Common Foot Problems

List of Common Foot Problems - Orthotic Shop

Common Foot Problems:

Painful heels
Pain under the heel, particularly first thing in the morning, can indicate poor foot function. Wearing orthotics (insoles) in your shoes can often help alleviate the pain.

Tired aching feet/flat feet
Caused by poor foot function and complicated by standing or walking for long periods of time, pregnancy and by being overweight. Orthotics (insoles) can help improve foot function and relieve discomfort.

Hallux Valgus (commonly called bunions)
Poor foot function and badly fitting shoes can produce misshapened bones in the 1st toe joint. Wearing orthotics (insoles) in your shoes can help control poor foot function, delay the development of this condition and reduce pain. An important part of treatment is wearing shoes that conform to the shape of the foot and do not cause pressure areas.

Corns / Callus
A corn is a small conical shaped area of hard dead skin which presses on the underlying nerve endings and can often cause intense pain. They are caused by friction and pressure from shoes and the ground surface. They can be found anywhere on the foot but are more commonly found on the ball of the foot and on the top of the toes. Occasionally they are found between the toes. They are often easily removed or reduced in size giving instant relief from pain.Treatment involves relieving the pressure on the skin, usually by modifying the shoe. Pads or toe separators to relieve the bony pressure are helpful, but they must be positioned carefully. On occasion, surgery is necessary to remove a bony prominence that causes the corn or callus.

A callus is a larger area of hard dead skin but has no central core. Caused by friction and pressure from shoes and the ground surface. Calluses often produce a painful burning sensation on the sole of the feet. They are often easily reduced in size giving instant relief.

Ingrowing toe nails
This condition is where the edge of the nail (usually the first toe nail) grows into the skin at the side of the nail producing intense pain. Caused by tight shoes, poor foot function or incorrect toe nail cutting. Removing the side of the nail relieves the pain and helps resolve any bacterial infection present.

Thickened toe nails
Usually caused by trauma, poor circulation or a fungal infection which leads to discoloration and thickening of the nails. This condition can be painful if the thickened nail rubs against the top of the shoe. Thickened nails can often be reduced in thickness painlessly with an electric chiropody drill.

Dry Skin
Painful fissures (cracks) in the skin, especially around the heels, can develop if the skin becomes excessively dry. Dry thickened skin usually needs to be removed and moisturising cream applied to help resolve this condition. Regular application of certain moisturising creams (such as Foot Miracle) can significantly help improve the quality of the skin.

Athletes foot
A contagious skin condition caused by fungi and spread by sharing towels and/or walking on contaminated floors in showers and swimming pools. Symptoms include an itchy sore rash, splitting of the skin between the toes and small blisters forming on the skin. Correct diagnosis and regular application of an anti-fungal cream will normally control this condition.

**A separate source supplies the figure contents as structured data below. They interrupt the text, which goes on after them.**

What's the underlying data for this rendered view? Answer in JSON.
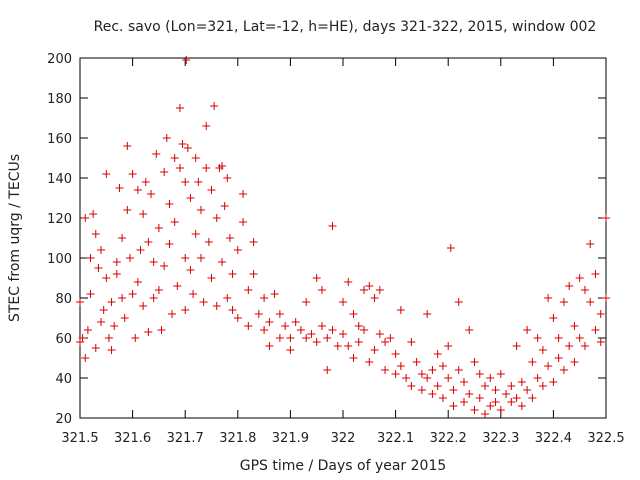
{
  "chart_data": {
    "type": "scatter",
    "title": "Rec. savo (Lon=321, Lat=-12, h=HE), days 321-322, 2015, window 002",
    "xlabel": "GPS time / Days of year 2015",
    "ylabel": "STEC from uqrg / TECUs",
    "xlim": [
      321.5,
      322.5
    ],
    "ylim": [
      20,
      200
    ],
    "xticks": [
      321.5,
      321.6,
      321.7,
      321.8,
      321.9,
      322,
      322.1,
      322.2,
      322.3,
      322.4,
      322.5
    ],
    "xtick_labels": [
      "321.5",
      "321.6",
      "321.7",
      "321.8",
      "321.9",
      "322",
      "322.1",
      "322.2",
      "322.3",
      "322.4",
      "322.5"
    ],
    "yticks": [
      20,
      40,
      60,
      80,
      100,
      120,
      140,
      160,
      180,
      200
    ],
    "ytick_labels": [
      "20",
      "40",
      "60",
      "80",
      "100",
      "120",
      "140",
      "160",
      "180",
      "200"
    ],
    "marker": "+",
    "color": "#d40000",
    "series": [
      {
        "name": "STEC",
        "points": [
          [
            321.5,
            78
          ],
          [
            321.5,
            58
          ],
          [
            321.505,
            60
          ],
          [
            321.51,
            50
          ],
          [
            321.51,
            120
          ],
          [
            321.515,
            64
          ],
          [
            321.52,
            100
          ],
          [
            321.52,
            82
          ],
          [
            321.525,
            122
          ],
          [
            321.53,
            112
          ],
          [
            321.53,
            55
          ],
          [
            321.535,
            95
          ],
          [
            321.54,
            104
          ],
          [
            321.54,
            68
          ],
          [
            321.545,
            74
          ],
          [
            321.55,
            142
          ],
          [
            321.55,
            90
          ],
          [
            321.555,
            60
          ],
          [
            321.56,
            78
          ],
          [
            321.56,
            54
          ],
          [
            321.565,
            66
          ],
          [
            321.57,
            98
          ],
          [
            321.57,
            92
          ],
          [
            321.575,
            135
          ],
          [
            321.58,
            110
          ],
          [
            321.58,
            80
          ],
          [
            321.585,
            70
          ],
          [
            321.59,
            156
          ],
          [
            321.59,
            124
          ],
          [
            321.595,
            100
          ],
          [
            321.6,
            142
          ],
          [
            321.6,
            82
          ],
          [
            321.605,
            60
          ],
          [
            321.61,
            134
          ],
          [
            321.61,
            88
          ],
          [
            321.615,
            104
          ],
          [
            321.62,
            122
          ],
          [
            321.62,
            76
          ],
          [
            321.625,
            138
          ],
          [
            321.63,
            108
          ],
          [
            321.63,
            63
          ],
          [
            321.635,
            132
          ],
          [
            321.64,
            98
          ],
          [
            321.64,
            80
          ],
          [
            321.645,
            152
          ],
          [
            321.65,
            115
          ],
          [
            321.65,
            84
          ],
          [
            321.655,
            64
          ],
          [
            321.66,
            143
          ],
          [
            321.66,
            96
          ],
          [
            321.665,
            160
          ],
          [
            321.67,
            127
          ],
          [
            321.67,
            107
          ],
          [
            321.675,
            72
          ],
          [
            321.68,
            150
          ],
          [
            321.68,
            118
          ],
          [
            321.685,
            86
          ],
          [
            321.69,
            175
          ],
          [
            321.69,
            145
          ],
          [
            321.695,
            157
          ],
          [
            321.7,
            138
          ],
          [
            321.7,
            100
          ],
          [
            321.7,
            74
          ],
          [
            321.702,
            199
          ],
          [
            321.705,
            155
          ],
          [
            321.71,
            130
          ],
          [
            321.71,
            94
          ],
          [
            321.715,
            82
          ],
          [
            321.72,
            150
          ],
          [
            321.72,
            112
          ],
          [
            321.725,
            138
          ],
          [
            321.73,
            124
          ],
          [
            321.73,
            100
          ],
          [
            321.735,
            78
          ],
          [
            321.74,
            166
          ],
          [
            321.74,
            145
          ],
          [
            321.745,
            108
          ],
          [
            321.75,
            134
          ],
          [
            321.75,
            90
          ],
          [
            321.755,
            176
          ],
          [
            321.76,
            120
          ],
          [
            321.76,
            76
          ],
          [
            321.765,
            145
          ],
          [
            321.77,
            146
          ],
          [
            321.77,
            98
          ],
          [
            321.775,
            126
          ],
          [
            321.78,
            140
          ],
          [
            321.78,
            80
          ],
          [
            321.785,
            110
          ],
          [
            321.79,
            92
          ],
          [
            321.79,
            74
          ],
          [
            321.8,
            104
          ],
          [
            321.8,
            70
          ],
          [
            321.81,
            132
          ],
          [
            321.81,
            118
          ],
          [
            321.82,
            84
          ],
          [
            321.82,
            66
          ],
          [
            321.83,
            108
          ],
          [
            321.83,
            92
          ],
          [
            321.84,
            72
          ],
          [
            321.85,
            80
          ],
          [
            321.85,
            64
          ],
          [
            321.86,
            68
          ],
          [
            321.86,
            56
          ],
          [
            321.87,
            82
          ],
          [
            321.88,
            72
          ],
          [
            321.88,
            60
          ],
          [
            321.89,
            66
          ],
          [
            321.9,
            60
          ],
          [
            321.9,
            54
          ],
          [
            321.91,
            68
          ],
          [
            321.92,
            64
          ],
          [
            321.93,
            78
          ],
          [
            321.93,
            60
          ],
          [
            321.94,
            62
          ],
          [
            321.95,
            90
          ],
          [
            321.95,
            58
          ],
          [
            321.96,
            84
          ],
          [
            321.96,
            66
          ],
          [
            321.97,
            44
          ],
          [
            321.97,
            60
          ],
          [
            321.98,
            116
          ],
          [
            321.98,
            64
          ],
          [
            321.99,
            56
          ],
          [
            322,
            78
          ],
          [
            322,
            62
          ],
          [
            322.01,
            88
          ],
          [
            322.01,
            56
          ],
          [
            322.02,
            72
          ],
          [
            322.02,
            50
          ],
          [
            322.03,
            66
          ],
          [
            322.03,
            58
          ],
          [
            322.04,
            84
          ],
          [
            322.04,
            64
          ],
          [
            322.05,
            86
          ],
          [
            322.05,
            48
          ],
          [
            322.06,
            80
          ],
          [
            322.06,
            54
          ],
          [
            322.07,
            84
          ],
          [
            322.07,
            62
          ],
          [
            322.08,
            58
          ],
          [
            322.08,
            44
          ],
          [
            322.09,
            60
          ],
          [
            322.1,
            52
          ],
          [
            322.1,
            42
          ],
          [
            322.11,
            74
          ],
          [
            322.11,
            46
          ],
          [
            322.12,
            40
          ],
          [
            322.13,
            58
          ],
          [
            322.13,
            36
          ],
          [
            322.14,
            48
          ],
          [
            322.15,
            42
          ],
          [
            322.15,
            34
          ],
          [
            322.16,
            72
          ],
          [
            322.16,
            40
          ],
          [
            322.17,
            44
          ],
          [
            322.17,
            32
          ],
          [
            322.18,
            52
          ],
          [
            322.18,
            36
          ],
          [
            322.19,
            46
          ],
          [
            322.19,
            30
          ],
          [
            322.2,
            56
          ],
          [
            322.2,
            40
          ],
          [
            322.205,
            105
          ],
          [
            322.21,
            34
          ],
          [
            322.21,
            26
          ],
          [
            322.22,
            78
          ],
          [
            322.22,
            44
          ],
          [
            322.23,
            38
          ],
          [
            322.23,
            28
          ],
          [
            322.24,
            64
          ],
          [
            322.24,
            32
          ],
          [
            322.25,
            48
          ],
          [
            322.25,
            24
          ],
          [
            322.26,
            42
          ],
          [
            322.26,
            30
          ],
          [
            322.27,
            36
          ],
          [
            322.27,
            22
          ],
          [
            322.28,
            40
          ],
          [
            322.28,
            26
          ],
          [
            322.29,
            34
          ],
          [
            322.29,
            28
          ],
          [
            322.3,
            42
          ],
          [
            322.3,
            24
          ],
          [
            322.31,
            32
          ],
          [
            322.32,
            36
          ],
          [
            322.32,
            28
          ],
          [
            322.33,
            56
          ],
          [
            322.33,
            30
          ],
          [
            322.34,
            38
          ],
          [
            322.34,
            26
          ],
          [
            322.35,
            64
          ],
          [
            322.35,
            34
          ],
          [
            322.36,
            48
          ],
          [
            322.36,
            30
          ],
          [
            322.37,
            60
          ],
          [
            322.37,
            40
          ],
          [
            322.38,
            54
          ],
          [
            322.38,
            36
          ],
          [
            322.39,
            80
          ],
          [
            322.39,
            46
          ],
          [
            322.4,
            70
          ],
          [
            322.4,
            38
          ],
          [
            322.41,
            60
          ],
          [
            322.41,
            50
          ],
          [
            322.42,
            78
          ],
          [
            322.42,
            44
          ],
          [
            322.43,
            86
          ],
          [
            322.43,
            56
          ],
          [
            322.44,
            66
          ],
          [
            322.44,
            48
          ],
          [
            322.45,
            90
          ],
          [
            322.45,
            60
          ],
          [
            322.46,
            84
          ],
          [
            322.46,
            56
          ],
          [
            322.47,
            107
          ],
          [
            322.47,
            78
          ],
          [
            322.48,
            92
          ],
          [
            322.48,
            64
          ],
          [
            322.49,
            72
          ],
          [
            322.49,
            58
          ],
          [
            322.5,
            120
          ],
          [
            322.5,
            80
          ]
        ]
      }
    ]
  }
}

Caused by damp cold weather which affects the circulation in the feet and lower limb. Small purplish red itchy swollen areas can develop on the toes and become uncomfortable. Correct advice and regular massage can help reduce chilblains.

Verrucae (warts)
Caused by a virus producing an area of dead skin. Normally found on very small areas on the sole of the feet but can cover much larger areas. They have many disguises (very small blisters, black dots in the centre) and can even look like a corn to the untrained eye. They are usually extremely painful to sideways pressure. They can resolve spontaneously but often need treatment as they are prone to multiply. Frequently caught at swimming pools.

Bacterial infections
Often caused by foreign bodies such as dog hairs entering the skin or by friction from shoes causing skin breakdown. Removal of the foreign body, establishing drainage, cleaning and correct dressing and padding can often very quickly resolve any bacterial infection.

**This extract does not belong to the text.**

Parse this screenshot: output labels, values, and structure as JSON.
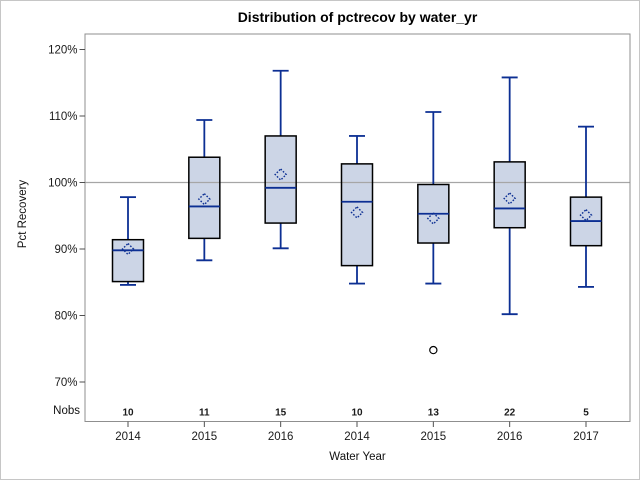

Hammertoes are one of several types of toe deformities. Hammertoes have a permanent sideways bend in your middle toe)'joint. The resulting deformity can be aggravated by tight shoes and usually results in pain over the prominent bony areas on the top of the toe and at the end of the toe. A hard corn may develop over this prominence. Treatment usually involves a shoe to better accommodate your deformed toe. Shoe inserts or pads also may help. If, after trying these treatments, you still are having marked difficulty, surgical treatment to straighten the toe or remove the prominent area of bone may be necessary.

Morton's Neuroma
Treatment usually involves wearing wider shoes and taking oral medications to decrease the swelling around the nerve. A pad on the sole of the foot to spread the bones is often helpful. Your doctor also may inject cortisone around the nerve. If your difficulty continues, surgery to remove the neuroma may be suggested.